В фамилии Бэггинс есть намек на вульгарность. Одного из троллей, которые, по словам Толкина, очень вульгарны (см. выше), зовут Хаггинс, Билл Хаггинс — не так уж далеко от Бильбо Бэггинса. Хаггинс — это уменьшительно-ласкательная форма от имени Хью, Хьюго (повторю: Толкин знал толк в именах собственных), как и другие распространенные фамилии: Уоткинс, Дженкинс, Диккенс и так далее. Но фамилия Бэггинс образована по иному принципу, хотя с двух точек зрения это вполне бытовое слово. «Бытовое» в том смысле, что оно употребляется в бытовой, а не в литературной речи, поэтому (в постсредневековом английском, но не ранее) считается вульгарным, просторечным, диалектным; кроме того, оно бытовало (то есть повсеместно использовалось) в Северной Англии для обозначения еды, которую берет с собой трудящийся, отправляясь на работу, или любого перекуса, но особенно, как гласит Оксфордский словарь, дневного чая «в сытном варианте». Толкин, разумеется, знал об этом, как и о том, что составители Оксфордского словаря исправили это слово с baggins (как на самом деле говорят люди) на bagging (а это уже гиперкоррекция), поскольку оно приводится и определяется в «Новом словаре хаддерсфилдского диалекта», к которому Толкин в 1928 году написал хвалебное предисловие, — сам он не был северянином, но всю жизнь испытывал благодарность к Лидсскому университету и «всей душой любил» его (см. «Письма», № 229) и ценил северный диалект. «Хоббит» даже заканчивается шуткой, основанной на статье из упомянутого словаря. В хаддерсфилдском диалекте есть слово okshen, созвучное английскому auction (аукцион), но означающее «беспорядок». Составитель словаря Уолтер Хейг зафиксировал выражение, которое, судя по всему, употребила женщина, неодобрительно отзываясь о другой: «Shu’z nout but e slut; er ees [her house] ez e feer okshen [a right mess]» («Да она просто неряха, дома у нее жуткий беспорядок!»).
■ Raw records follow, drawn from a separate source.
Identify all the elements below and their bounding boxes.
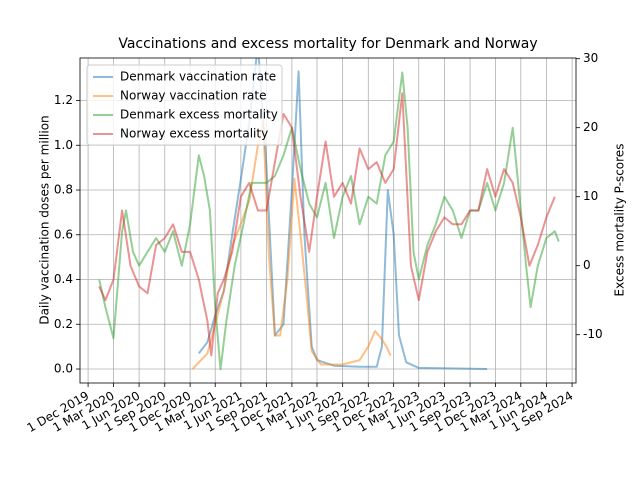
y-tick-label: 0.8 xyxy=(54,183,73,197)
y-tick-label: 0.2 xyxy=(54,317,73,331)
y2-tick-label: 30 xyxy=(583,51,598,65)
legend-label: Norway vaccination rate xyxy=(120,89,266,103)
y-tick-label: 0.6 xyxy=(54,227,73,241)
chart-title: Vaccinations and excess mortality for De… xyxy=(118,36,537,52)
y2-tick-label: 20 xyxy=(583,120,598,134)
y-tick-label: 1.2 xyxy=(54,93,73,107)
y2-tick-label: 10 xyxy=(583,189,598,203)
legend: Denmark vaccination rate Norway vaccinati… xyxy=(86,64,283,146)
legend-label: Denmark excess mortality xyxy=(120,108,278,122)
plot-frame xyxy=(79,57,577,384)
legend-box xyxy=(86,64,283,146)
legend-label: Denmark vaccination rate xyxy=(120,70,276,84)
series-line xyxy=(98,71,560,371)
y2-axis-label: Excess mortality P-scores xyxy=(613,144,627,297)
y2-tick-label: 0 xyxy=(583,258,591,272)
y2-tick-label: -10 xyxy=(583,327,603,341)
series-line xyxy=(198,58,488,370)
series-line xyxy=(98,92,556,357)
y-tick-label: 1.0 xyxy=(54,138,73,152)
y-axis-label: Daily vaccination doses per million xyxy=(38,115,52,324)
plot xyxy=(98,58,560,371)
y-tick-label: 0.0 xyxy=(54,362,73,376)
legend-label: Norway excess mortality xyxy=(120,127,268,141)
y-tick-label: 0.4 xyxy=(54,272,73,286)
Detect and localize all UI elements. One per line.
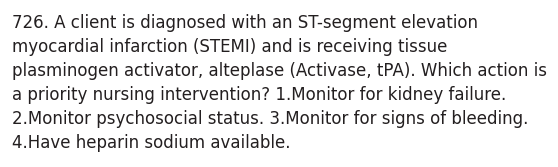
- Text: plasminogen activator, alteplase (Activase, tPA). Which action is: plasminogen activator, alteplase (Activa…: [12, 62, 547, 80]
- Text: 2.Monitor psychosocial status. 3.Monitor for signs of bleeding.: 2.Monitor psychosocial status. 3.Monitor…: [12, 110, 528, 128]
- Text: a priority nursing intervention? 1.Monitor for kidney failure.: a priority nursing intervention? 1.Monit…: [12, 86, 506, 104]
- Text: 726. A client is diagnosed with an ST-segment elevation: 726. A client is diagnosed with an ST-se…: [12, 14, 478, 32]
- Text: 4.Have heparin sodium available.: 4.Have heparin sodium available.: [12, 134, 291, 152]
- Text: myocardial infarction (STEMI) and is receiving tissue: myocardial infarction (STEMI) and is rec…: [12, 38, 448, 56]
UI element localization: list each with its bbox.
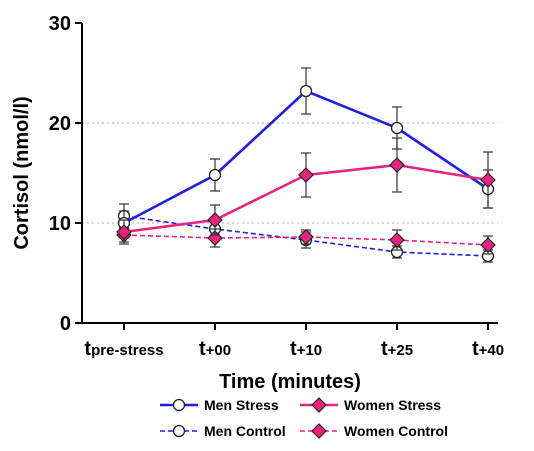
x-tick-label-sub: +00 <box>206 342 231 359</box>
legend-marker <box>311 423 327 439</box>
data-point <box>389 157 405 173</box>
data-point <box>207 212 223 228</box>
data-point <box>116 224 132 240</box>
x-tick-label-sub: +25 <box>388 342 413 359</box>
data-point <box>480 172 496 188</box>
legend-label: Women Control <box>344 423 448 439</box>
x-tick-label-main: t <box>84 338 91 360</box>
series-line <box>123 234 489 246</box>
data-point <box>298 167 314 183</box>
y-axis-title: Cortisol (nmol/l) <box>11 96 33 249</box>
x-tick-label-main: t <box>199 338 206 360</box>
x-tick-label-sub: +10 <box>297 342 322 359</box>
data-point <box>299 84 313 98</box>
x-tick-label: t+00 <box>199 338 231 360</box>
y-tick-label: 0 <box>60 313 71 335</box>
x-tick-label: tpre-stress <box>84 338 163 360</box>
legend-marker <box>172 424 186 438</box>
x-tick-label: t+10 <box>290 338 322 360</box>
legend-label: Women Stress <box>344 397 441 413</box>
x-axis-title: Time (minutes) <box>219 371 361 393</box>
data-point <box>298 229 314 245</box>
x-tick-label-main: t <box>381 338 388 360</box>
legend-marker <box>172 398 186 412</box>
series-line <box>123 215 489 257</box>
x-tick-label-main: t <box>290 338 297 360</box>
x-tick-label-sub: +40 <box>479 342 504 359</box>
x-tick-label-main: t <box>472 338 479 360</box>
y-tick-label: 10 <box>49 213 71 235</box>
data-point <box>480 237 496 253</box>
x-tick-label: t+40 <box>472 338 504 360</box>
data-point <box>390 121 404 135</box>
y-tick-label: 30 <box>49 13 71 35</box>
y-tick-label: 20 <box>49 113 71 135</box>
x-tick-label: t+25 <box>381 338 413 360</box>
legend-label: Men Stress <box>204 397 279 413</box>
legend-marker <box>311 397 327 413</box>
data-point <box>208 168 222 182</box>
data-point <box>389 232 405 248</box>
legend-label: Men Control <box>204 423 286 439</box>
x-tick-label-sub: pre-stress <box>91 342 164 359</box>
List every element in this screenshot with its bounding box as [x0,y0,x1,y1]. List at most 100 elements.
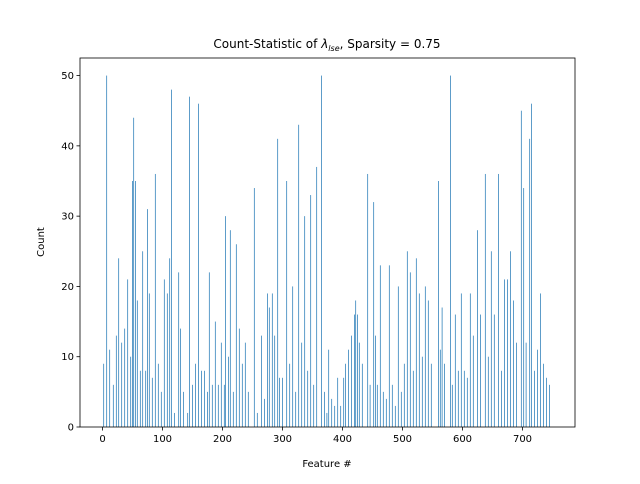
bar [543,363,544,427]
bar [337,377,339,427]
bar [328,349,330,427]
bar [142,251,144,427]
bar [477,230,478,427]
bar [531,103,532,427]
bar [361,363,363,427]
bar [282,377,283,427]
bar [178,272,180,427]
bar [534,370,535,427]
bar [493,314,495,427]
bar [148,293,150,427]
bar [418,293,420,427]
bar [157,363,159,427]
x-tick-label: 100 [153,434,172,445]
bar [513,300,514,427]
bar [118,258,120,427]
bar [376,384,378,427]
bar [457,370,459,427]
bar [132,181,133,427]
title-text: Count-Statistic of [213,37,321,51]
bar [133,117,135,427]
bar [441,307,443,427]
x-axis-label: Feature # [302,459,351,470]
y-tick-label: 10 [61,352,74,363]
x-tick-label: 500 [393,434,412,445]
bar [229,230,231,427]
title-subscript: lse [328,44,339,53]
bar [169,258,171,427]
bar [180,328,181,427]
bar [438,181,439,427]
bar [501,370,502,427]
bar [324,391,325,427]
bar [388,265,390,427]
bar [267,293,268,427]
y-tick-label: 40 [61,141,74,152]
bar [507,279,508,427]
y-axis-label: Count [36,227,47,257]
bar [412,370,414,427]
bar [385,398,387,427]
bar [546,377,547,427]
y-tick-label: 0 [68,423,74,434]
bar [139,370,141,427]
bar [274,335,276,427]
bar [271,293,273,427]
bar [307,370,309,427]
bar [187,412,189,427]
bar [516,342,517,427]
bar [454,314,456,427]
bar [115,335,117,427]
bar [109,349,111,427]
bar [525,342,527,427]
bar [147,209,148,427]
bar [244,342,246,427]
bar [469,293,471,427]
bar [171,89,172,427]
bar [298,124,300,428]
bar [520,110,522,427]
bar [204,370,205,427]
bar [367,173,369,427]
bar [351,335,352,427]
bar [510,251,511,427]
bar [537,349,538,427]
bar [253,188,255,427]
bar [523,188,525,427]
bar [466,377,468,427]
bar [450,75,451,428]
bar [403,363,405,427]
bar [391,384,393,427]
bar [472,335,474,427]
bar [480,314,481,427]
bar [326,412,328,427]
bar [316,166,318,427]
bar [424,286,426,427]
bar [121,342,123,427]
bar [331,398,333,427]
bar [198,103,199,427]
chart-title: Count-Statistic of λlse, Sparsity = 0.75 [213,37,440,53]
bar [451,384,453,427]
bar [195,363,196,427]
bar [208,272,210,427]
bar [382,391,384,427]
bar [214,321,216,427]
bar [217,384,219,427]
bar [268,307,270,427]
bar [345,363,346,427]
bar [201,370,202,427]
bar [106,75,108,428]
bar [223,384,225,427]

Бильбо, явившись домой, застает там okshen в обоих смыслах — и беспорядок, и аукцион.
Но вернемся к самому Бильбо Бэггинсу. Как мы вскоре узнаем, он всегда не прочь хорошо поесть, но особенно любит пить чай. «Нежданные гости», которые заявляются к нему в главе 1, попадают прямиком на чаепитие и, безусловно, «в сытном варианте». Это еще один анахронизм применительно к Бильбо и к хоббитам в целом — они настоящие англичане. Толкин очень явно это подчеркивает в «Прологе» к «Властелину колец», пересказывая историю Хоббитании, которая точь-в-точь совпадает с англосаксонским периодом в истории Англии.
Впрочем, это очевидно и из первой встречи Бильбо с Гэндальфом. Не то чтобы это было важно, но Бильбо не чужд снобизма: не настолько, чтобы не предложить незнакомому прохожему выкурить трубочку, но достаточно, чтобы четко проводить границу между своими и чужими. Хоббит несколько раз демонстрирует высокомерие, которое так раздражает иностранцев в англичанах. Он пренебрежительно отмахивается от самой мысли о «приключениях» («Не понимаю, что в них находят хорошего»), а потом пытается отделаться от Гэндальфа — который, как он решил, не принадлежит к его кругу, «не внушает доверия», — не обращая на него внимания. С совершенно неискренней вежливостью он раз за разом пробует избавиться от него, повторяя: «Доброго утра вам!» — уже в качестве прощания, а не приветствия, дважды с той же целью говорит «спасибо» (в устах англичанина это сокращенно означает «спасибо, не надо») и в конце концов приглашает его на чай — но не сейчас. Очевидно, что во многих репликах Бильбо на самом деле закодирован противоположный смысл: несколькими страницами позже он говорит гномам «вежливо самым своим ненастойчивым тоном»: «Надеюсь, вы не уйдете до ужина?» (для тех, кто знает код, это означает «вы уже злоупотребляете гостеприимством хозяев, пора уходить»).
Все это хорошо знакомо английскому читателю, и, разумеется, он может оценить комизм ситуации, в которой Гэндальф стабильно игнорирует социальный код и ведет себя так, как способен вести себя только иностранец, — как будто Бильбо произносит фразы вроде «прошу прощения!» совершенно искренне.